Here are some project ideas, roughly in the order of increasing difficulty / scope. For all projects that involve applying program synthesis to a new application area, the default recommendation is to use an existing synthesis framework such as:
You can also implement a synthesizer from scratch if you feel up to task. Please talk to me before finalizing your project topic. A list of papers that have applied program synthesis to other areas is given in Synthesis + X.
- Reproduce any experimental results from the papers we read in class or from the reading list.
- CEGIS: Re-impement a symbolic program synthesizer based on a CEGIS loop. Your synthesizer must accept input in the SyGuS format.
- SemGuS: Build a SemGuS solver. You can try to adapt any papers for SyGuS to SemGuS or build on top of the existing solvers. You can also contribute domain specific benchmarks in the SemGuS format and build a solver only for that domain. Some algorithms to target FrAngel, Markov Chain Monte Carlo, symbolic solvers, neural solvers, and advanced enumeration techniques. Some concrete ideas:
- Use inductive relations and random testing library like QuickChick to synthesize SemGuS programs.

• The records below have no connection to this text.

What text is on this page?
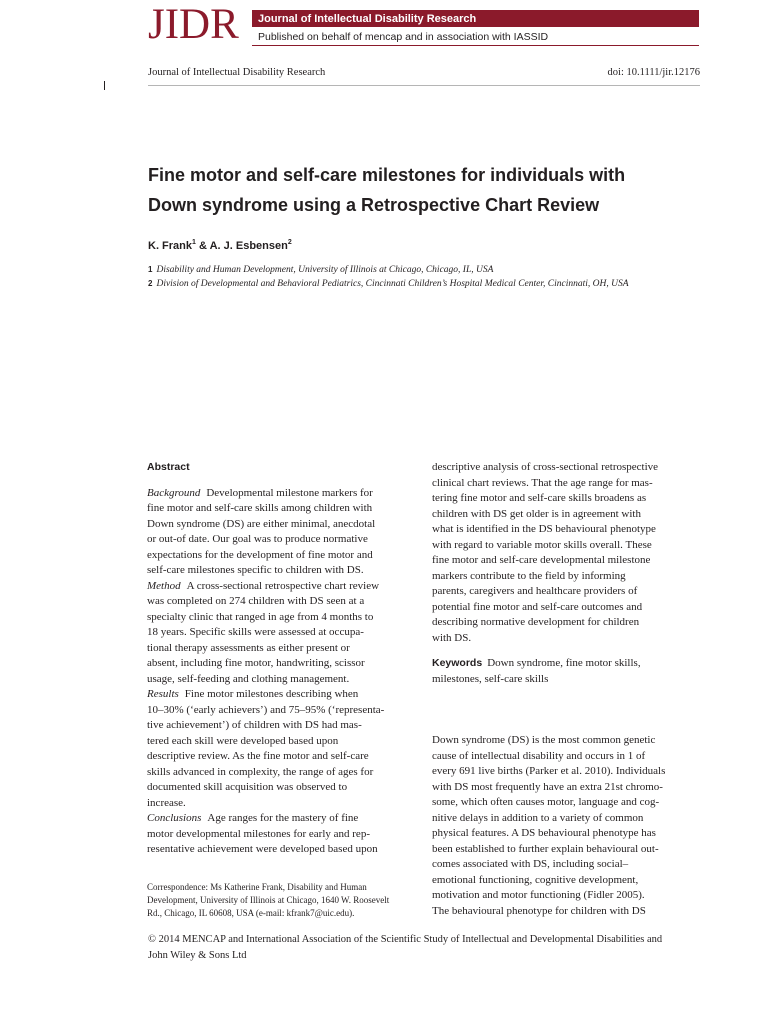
JIDR Journal of Intellectual Disability Research
Published on behalf of mencap and in association with IASSID
Journal of Intellectual Disability Research	doi: 10.1111/jir.12176
Fine motor and self-care milestones for individuals with
Down syndrome using a Retrospective Chart Review
K. Frank$^1$ & A. J. Esbensen$^2$
1 Disability and Human Development, University of Illinois at Chicago, Chicago, IL, USA
2 Division of Developmental and Behavioral Pediatrics, Cincinnati Children’s Hospital Medical Center, Cincinnati, OH, USA
Abstract
Background Developmental milestone markers for
fine motor and self-care skills among children with
Down syndrome (DS) are either minimal, anecdotal
or out-of date. Our goal was to produce normative
expectations for the development of fine motor and
self-care milestones specific to children with DS.
Method A cross-sectional retrospective chart review
was completed on 274 children with DS seen at a
specialty clinic that ranged in age from 4 months to
18 years. Specific skills were assessed at occupa-
tional therapy assessments as either present or
absent, including fine motor, handwriting, scissor
usage, self-feeding and clothing management.
Results Fine motor milestones describing when
10–30% (‘early achievers’) and 75–95% (‘representa-
tive achievement’) of children with DS had mas-
tered each skill were developed based upon
descriptive review. As the fine motor and self-care
skills advanced in complexity, the range of ages for
documented skill acquisition was observed to
increase.
Conclusions Age ranges for the mastery of fine
motor developmental milestones for early and rep-
resentative achievement were developed based upon
Correspondence: Ms Katherine Frank, Disability and Human
Development, University of Illinois at Chicago, 1640 W. Roosevelt
Rd., Chicago, IL 60608, USA (e-mail: kfrank7@uic.edu).
descriptive analysis of cross-sectional retrospective
clinical chart reviews. That the age range for mas-
tering fine motor and self-care skills broadens as
children with DS get older is in agreement with
what is identified in the DS behavioural phenotype
with regard to variable motor skills overall. These
fine motor and self-care developmental milestone
markers contribute to the field by informing
parents, caregivers and healthcare providers of
potential fine motor and self-care outcomes and
describing normative development for children
with DS.
Keywords Down syndrome, fine motor skills,
milestones, self-care skills
Down syndrome (DS) is the most common genetic
cause of intellectual disability and occurs in 1 of
every 691 live births (Parker et al. 2010). Individuals
with DS most frequently have an extra 21st chromo-
some, which often causes motor, language and cog-
nitive delays in addition to a variety of common
physical features. A DS behavioural phenotype has
been established to further explain behavioural out-
comes associated with DS, including social–
emotional functioning, cognitive development,
motivation and motor functioning (Fidler 2005).
The behavioural phenotype for children with DS
© 2014 MENCAP and International Association of the Scientific Study of Intellectual and Developmental Disabilities and
John Wiley & Sons Ltd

- Use unrealizability proofs to accelerate search to candidate solutions.
- Extend RbSyn: RbSyn is a synthesizer we developed to synthesize Ruby programs with side effects. There are exciting opportunities to extending this work:
- Synthesize loops: There has been past work on synthesizing programs given some loop invariant (or inferring the loop invariant). However, this is about synthesizing programs that can use the higher order combinators like map, reduce, filter, etc. (potentially without built-in knowledge of what constraints to use).
- Synthesize resource safe programs: A capability system can be potentially included in RbSyn to synthesize programs that are always resource-safe, i.e., always closes files after using, closes sockets after network I/O is done, etc.

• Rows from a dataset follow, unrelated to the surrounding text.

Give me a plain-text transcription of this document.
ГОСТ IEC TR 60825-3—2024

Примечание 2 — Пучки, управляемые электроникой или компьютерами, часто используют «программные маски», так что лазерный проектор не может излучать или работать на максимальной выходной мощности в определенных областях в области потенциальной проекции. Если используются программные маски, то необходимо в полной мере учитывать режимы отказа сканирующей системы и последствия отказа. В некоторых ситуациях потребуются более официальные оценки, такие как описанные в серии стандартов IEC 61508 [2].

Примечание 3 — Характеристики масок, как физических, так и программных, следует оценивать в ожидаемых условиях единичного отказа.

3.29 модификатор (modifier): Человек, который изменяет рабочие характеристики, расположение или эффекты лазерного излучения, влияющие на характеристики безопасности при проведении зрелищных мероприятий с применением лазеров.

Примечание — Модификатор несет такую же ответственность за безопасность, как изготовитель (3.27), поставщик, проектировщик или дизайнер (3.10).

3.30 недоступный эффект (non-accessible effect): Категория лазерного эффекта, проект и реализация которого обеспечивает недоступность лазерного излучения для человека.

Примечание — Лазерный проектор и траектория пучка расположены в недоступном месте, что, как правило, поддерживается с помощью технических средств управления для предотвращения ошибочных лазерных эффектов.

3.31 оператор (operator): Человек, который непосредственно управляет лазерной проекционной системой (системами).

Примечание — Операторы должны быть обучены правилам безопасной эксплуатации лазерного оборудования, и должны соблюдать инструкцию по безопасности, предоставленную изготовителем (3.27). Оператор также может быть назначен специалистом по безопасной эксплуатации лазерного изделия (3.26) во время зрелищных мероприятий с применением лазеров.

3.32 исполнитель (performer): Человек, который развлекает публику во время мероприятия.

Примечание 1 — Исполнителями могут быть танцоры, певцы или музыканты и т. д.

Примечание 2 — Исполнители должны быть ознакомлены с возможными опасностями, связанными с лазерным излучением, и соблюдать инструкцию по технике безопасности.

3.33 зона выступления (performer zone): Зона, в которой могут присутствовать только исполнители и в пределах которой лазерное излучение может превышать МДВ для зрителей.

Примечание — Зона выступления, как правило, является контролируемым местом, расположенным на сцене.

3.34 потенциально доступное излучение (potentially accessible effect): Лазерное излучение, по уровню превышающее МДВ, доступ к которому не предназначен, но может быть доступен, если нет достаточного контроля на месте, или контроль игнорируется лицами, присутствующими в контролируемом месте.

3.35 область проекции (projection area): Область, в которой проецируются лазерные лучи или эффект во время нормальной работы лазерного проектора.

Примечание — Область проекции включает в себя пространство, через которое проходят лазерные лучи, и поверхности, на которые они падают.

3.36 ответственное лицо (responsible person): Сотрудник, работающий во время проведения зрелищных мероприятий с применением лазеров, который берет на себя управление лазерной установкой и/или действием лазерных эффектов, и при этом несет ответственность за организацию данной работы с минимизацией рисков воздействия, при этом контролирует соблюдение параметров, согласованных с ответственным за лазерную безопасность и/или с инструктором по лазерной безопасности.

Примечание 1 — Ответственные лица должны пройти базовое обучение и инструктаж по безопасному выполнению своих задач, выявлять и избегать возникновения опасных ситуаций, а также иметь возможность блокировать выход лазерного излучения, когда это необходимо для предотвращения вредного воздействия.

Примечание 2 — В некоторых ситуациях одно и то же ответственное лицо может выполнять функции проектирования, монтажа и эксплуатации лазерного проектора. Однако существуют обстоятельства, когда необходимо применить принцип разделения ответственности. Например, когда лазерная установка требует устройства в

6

- Integrate with LLM: Ruby has a large amount of publicly available code on Github, thus allowing large language models to generate almost correct code. The goal would to find novel ways to integrate LLM in the program generation part while still maintaining correctness.
- Extend Absynthe: Absynthe is a synthesizer we developed to synthesize programs in any target language by writing only abstract interpreter for a domain and combining it with testing. Potential ways to build on this work:
- Think of ways you can reason about programs in a particular domain (eg: fairness, differential privacy, effects, etc.) and try to encode that domain as an abstract interpretation. Evaluate how Absynthe works on synthesizing example programs from that domain.
- Absynthe only considers programs that it can automatically prove are sound with respect to the abstract domain. However, due to approximations there maybe programs that are correct but never considered in the search. Can feedback be taken from testing to see where Absynthe lost precision in the abstract interpretation?
- Synthesis of recursive functions with egg: There is interesting recent work on combining top-down and bottom-up enumeration to synthesize recursive functions. The goal of this project would be to re-implement their techniques using e-graphs and the efficient egg library. There is also potential to do some interesting work involving synthesizing optimized Datalog queries or optimizing quantum circuits.
- Synthesis with ASP: There is some recent work on using Answer-Set Programming (ASP) to synthesize Datalog programs. The goal of this project would be to apply ASP to a different relational domain, e.g. synthesizing context-free grammars (or tree grammars). You can think of other domains where relational reasoning can be used.
- Scallop is a language that allows programmers to write a rules in a declarative language and combine it with a neural network to jointly enable probabilistic reasoning. Can it be scaled up to synthesize programs with respect to some specification?
- ARC: Implement a synthesizer that solves (a simple subset of) tasks from the Abstraction and Reasoning Challenge.